Son le donne a supplicar di non andare
Contro suo fratello ché le Erinni
Il sacrilegio faranno a Eteocle pagare
Ma non convincono il re i loro inni
E ne fa eco il coro con lamenti,
ma non riesce a fermar i fatali eventi.
Che gli impedisce di tirarsi indietro?
Ché sarebbe per lui una gran vergogna
Se il pericolo che sovrasta tetro
Lascia ad altri gestir è porsi alla gogna;
Bensì otterrà fama pur con la morte
più che sfuggire quel che è la sua sorte.
“Gli dei da tempo ci hanno abbandonati,
dei figli d’Edipo voglion la rovina
ché l’infamia che ci ha contaminati
Sol la morte estinguerà che è vicina,
e sarò certo io Eteocle pronto al duello;
Sì vuol il fato contro mio fratello!”
Clamor di pugna s’ode dagli spalti
E il coro piange, prega, non ha pace,
Poi i Tebani bloccano gli assalti
E il clangor d’arme cessa e tutto tace,
Ché i Sette son respinti ed è ritirata,
tanti uccisi ma Tebe l’ha scampata.
Esulta il coro e trova sulla porta,
pur Polinice morto che contro ebbe
Il fratello Eteocle, che n’era di scorta,
se il destin non fosse sì non sarebbe,
Ché dei due nessun risparmiò una botta,
E l’un l’altro ha ucciso a finir la lotta.

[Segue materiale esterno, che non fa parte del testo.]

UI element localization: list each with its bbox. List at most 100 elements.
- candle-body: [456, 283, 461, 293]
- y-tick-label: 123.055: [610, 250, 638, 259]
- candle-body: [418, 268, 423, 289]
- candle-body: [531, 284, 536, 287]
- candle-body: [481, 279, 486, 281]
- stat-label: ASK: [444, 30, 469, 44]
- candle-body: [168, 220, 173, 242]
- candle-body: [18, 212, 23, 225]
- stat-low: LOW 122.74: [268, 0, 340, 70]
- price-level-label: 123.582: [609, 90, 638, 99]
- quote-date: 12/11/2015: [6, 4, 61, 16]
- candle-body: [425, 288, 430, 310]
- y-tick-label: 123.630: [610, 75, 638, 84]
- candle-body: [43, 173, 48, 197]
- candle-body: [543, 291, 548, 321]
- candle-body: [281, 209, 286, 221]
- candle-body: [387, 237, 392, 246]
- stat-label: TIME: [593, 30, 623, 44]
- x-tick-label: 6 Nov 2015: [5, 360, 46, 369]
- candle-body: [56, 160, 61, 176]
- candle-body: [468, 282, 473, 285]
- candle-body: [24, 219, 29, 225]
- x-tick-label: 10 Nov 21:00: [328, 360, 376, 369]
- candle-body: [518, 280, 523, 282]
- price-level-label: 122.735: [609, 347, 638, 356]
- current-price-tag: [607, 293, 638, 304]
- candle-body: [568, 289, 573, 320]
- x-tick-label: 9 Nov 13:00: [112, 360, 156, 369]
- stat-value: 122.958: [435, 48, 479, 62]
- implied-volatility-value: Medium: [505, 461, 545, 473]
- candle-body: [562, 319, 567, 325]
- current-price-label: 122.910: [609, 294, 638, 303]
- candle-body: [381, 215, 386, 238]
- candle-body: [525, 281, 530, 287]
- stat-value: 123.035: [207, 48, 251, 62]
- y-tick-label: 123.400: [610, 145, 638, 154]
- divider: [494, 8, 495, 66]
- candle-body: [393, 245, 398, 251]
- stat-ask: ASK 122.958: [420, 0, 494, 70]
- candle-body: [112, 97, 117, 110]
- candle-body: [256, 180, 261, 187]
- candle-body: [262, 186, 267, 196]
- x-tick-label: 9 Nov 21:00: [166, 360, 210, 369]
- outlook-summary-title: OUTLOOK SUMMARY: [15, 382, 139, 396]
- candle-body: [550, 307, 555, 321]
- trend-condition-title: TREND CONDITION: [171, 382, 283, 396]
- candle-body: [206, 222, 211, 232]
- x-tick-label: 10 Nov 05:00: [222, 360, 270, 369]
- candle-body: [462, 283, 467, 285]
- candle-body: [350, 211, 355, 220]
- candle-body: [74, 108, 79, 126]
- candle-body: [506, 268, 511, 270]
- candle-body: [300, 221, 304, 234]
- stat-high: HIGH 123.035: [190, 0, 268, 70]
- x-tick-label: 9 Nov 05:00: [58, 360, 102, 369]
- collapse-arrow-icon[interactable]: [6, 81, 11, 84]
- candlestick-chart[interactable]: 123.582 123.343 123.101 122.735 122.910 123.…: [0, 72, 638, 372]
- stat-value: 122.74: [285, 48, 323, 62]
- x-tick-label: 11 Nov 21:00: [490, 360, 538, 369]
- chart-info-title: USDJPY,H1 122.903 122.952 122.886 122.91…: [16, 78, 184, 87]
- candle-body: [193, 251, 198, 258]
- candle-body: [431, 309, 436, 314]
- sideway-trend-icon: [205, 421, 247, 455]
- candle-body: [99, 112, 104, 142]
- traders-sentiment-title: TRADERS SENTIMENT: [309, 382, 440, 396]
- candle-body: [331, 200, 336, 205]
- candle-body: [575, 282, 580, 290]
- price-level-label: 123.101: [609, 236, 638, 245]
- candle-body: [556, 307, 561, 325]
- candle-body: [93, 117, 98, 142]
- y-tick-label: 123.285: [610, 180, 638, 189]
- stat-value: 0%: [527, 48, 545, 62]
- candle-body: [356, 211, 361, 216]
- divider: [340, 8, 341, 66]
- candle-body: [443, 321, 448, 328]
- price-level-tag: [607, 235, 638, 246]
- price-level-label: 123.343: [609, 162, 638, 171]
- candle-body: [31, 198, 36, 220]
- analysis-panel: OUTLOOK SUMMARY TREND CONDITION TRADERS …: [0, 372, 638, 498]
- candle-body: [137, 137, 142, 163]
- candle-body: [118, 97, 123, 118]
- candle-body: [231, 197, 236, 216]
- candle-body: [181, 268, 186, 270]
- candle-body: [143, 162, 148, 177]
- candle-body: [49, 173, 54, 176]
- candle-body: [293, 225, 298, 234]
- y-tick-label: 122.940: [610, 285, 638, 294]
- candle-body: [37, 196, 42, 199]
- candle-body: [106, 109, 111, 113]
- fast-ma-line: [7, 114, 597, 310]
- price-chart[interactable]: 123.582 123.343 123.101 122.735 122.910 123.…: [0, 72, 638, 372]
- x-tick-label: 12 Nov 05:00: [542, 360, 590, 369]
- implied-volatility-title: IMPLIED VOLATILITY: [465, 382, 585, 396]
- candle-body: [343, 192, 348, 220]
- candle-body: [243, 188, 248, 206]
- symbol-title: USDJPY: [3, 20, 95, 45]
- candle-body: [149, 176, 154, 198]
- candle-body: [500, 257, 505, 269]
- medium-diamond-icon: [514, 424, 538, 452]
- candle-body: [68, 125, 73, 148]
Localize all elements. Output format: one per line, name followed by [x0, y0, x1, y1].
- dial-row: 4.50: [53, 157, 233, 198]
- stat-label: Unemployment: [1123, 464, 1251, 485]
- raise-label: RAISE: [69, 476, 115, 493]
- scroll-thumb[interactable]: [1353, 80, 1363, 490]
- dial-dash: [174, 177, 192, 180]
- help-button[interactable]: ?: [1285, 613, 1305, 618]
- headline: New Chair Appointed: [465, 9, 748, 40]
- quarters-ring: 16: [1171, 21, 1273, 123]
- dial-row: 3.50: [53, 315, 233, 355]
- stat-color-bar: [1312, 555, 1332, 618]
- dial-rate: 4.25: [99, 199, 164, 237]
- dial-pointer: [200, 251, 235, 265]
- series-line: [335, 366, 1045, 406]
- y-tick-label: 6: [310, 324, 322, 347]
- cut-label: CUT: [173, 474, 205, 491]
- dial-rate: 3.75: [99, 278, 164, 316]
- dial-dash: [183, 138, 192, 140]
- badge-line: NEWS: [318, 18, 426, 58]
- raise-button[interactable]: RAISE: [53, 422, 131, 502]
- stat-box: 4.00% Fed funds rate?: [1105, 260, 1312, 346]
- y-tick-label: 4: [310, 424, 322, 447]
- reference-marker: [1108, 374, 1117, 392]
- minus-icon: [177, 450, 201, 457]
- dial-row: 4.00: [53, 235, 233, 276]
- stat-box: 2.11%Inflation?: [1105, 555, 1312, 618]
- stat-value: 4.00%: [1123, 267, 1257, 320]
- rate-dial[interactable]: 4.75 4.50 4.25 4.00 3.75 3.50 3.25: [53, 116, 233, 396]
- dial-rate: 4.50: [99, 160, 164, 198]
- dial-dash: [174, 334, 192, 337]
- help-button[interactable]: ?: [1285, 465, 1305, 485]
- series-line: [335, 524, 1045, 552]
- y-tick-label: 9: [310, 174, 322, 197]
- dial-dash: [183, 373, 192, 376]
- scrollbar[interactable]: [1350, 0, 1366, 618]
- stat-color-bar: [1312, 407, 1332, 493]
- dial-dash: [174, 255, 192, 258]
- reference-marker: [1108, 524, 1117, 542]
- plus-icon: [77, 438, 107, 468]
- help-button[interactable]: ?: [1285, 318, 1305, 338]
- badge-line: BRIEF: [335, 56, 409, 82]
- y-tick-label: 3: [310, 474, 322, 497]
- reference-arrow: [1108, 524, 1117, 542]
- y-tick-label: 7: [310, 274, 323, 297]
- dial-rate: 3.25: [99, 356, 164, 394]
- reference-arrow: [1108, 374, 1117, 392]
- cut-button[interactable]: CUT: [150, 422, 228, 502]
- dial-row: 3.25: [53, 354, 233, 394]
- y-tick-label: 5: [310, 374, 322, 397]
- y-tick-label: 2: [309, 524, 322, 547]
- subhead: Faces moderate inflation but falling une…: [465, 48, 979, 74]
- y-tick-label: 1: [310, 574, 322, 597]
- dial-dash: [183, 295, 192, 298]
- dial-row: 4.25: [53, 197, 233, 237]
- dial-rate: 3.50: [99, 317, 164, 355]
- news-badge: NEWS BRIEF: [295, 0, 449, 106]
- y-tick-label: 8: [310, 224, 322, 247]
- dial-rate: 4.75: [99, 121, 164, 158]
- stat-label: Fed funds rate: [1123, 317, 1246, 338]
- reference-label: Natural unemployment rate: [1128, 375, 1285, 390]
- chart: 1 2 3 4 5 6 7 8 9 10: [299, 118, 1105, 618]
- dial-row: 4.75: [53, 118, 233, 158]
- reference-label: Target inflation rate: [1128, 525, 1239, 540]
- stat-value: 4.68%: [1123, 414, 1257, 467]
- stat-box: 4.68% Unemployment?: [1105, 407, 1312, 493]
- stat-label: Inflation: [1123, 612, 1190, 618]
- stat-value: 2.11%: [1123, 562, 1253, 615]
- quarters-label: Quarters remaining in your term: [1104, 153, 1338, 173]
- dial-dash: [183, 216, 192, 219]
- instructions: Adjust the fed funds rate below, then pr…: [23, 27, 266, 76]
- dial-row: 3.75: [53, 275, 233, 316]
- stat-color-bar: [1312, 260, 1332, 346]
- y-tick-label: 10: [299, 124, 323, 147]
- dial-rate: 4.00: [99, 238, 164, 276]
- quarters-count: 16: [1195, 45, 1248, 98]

I fratelli sono ora separati
Chè ad Eteocle danno onorata sepoltura
Che la città difese da quei forsennati
Guidati dal fratello che per iattura
Si vuole che insepolto resti al suolo
pasto a lupi e corvi senza un lenzuolo.
Ma Antigone n’è afflitta e la ria sorte
Del fratello piange e non si dà tregua
Sdegnando che Polinice oltre la morte
Pagar debba il fio che par l’ insegua
Per colpe che gli giungon a far danno,
Di lontano! Quest’è il Fato tiranno.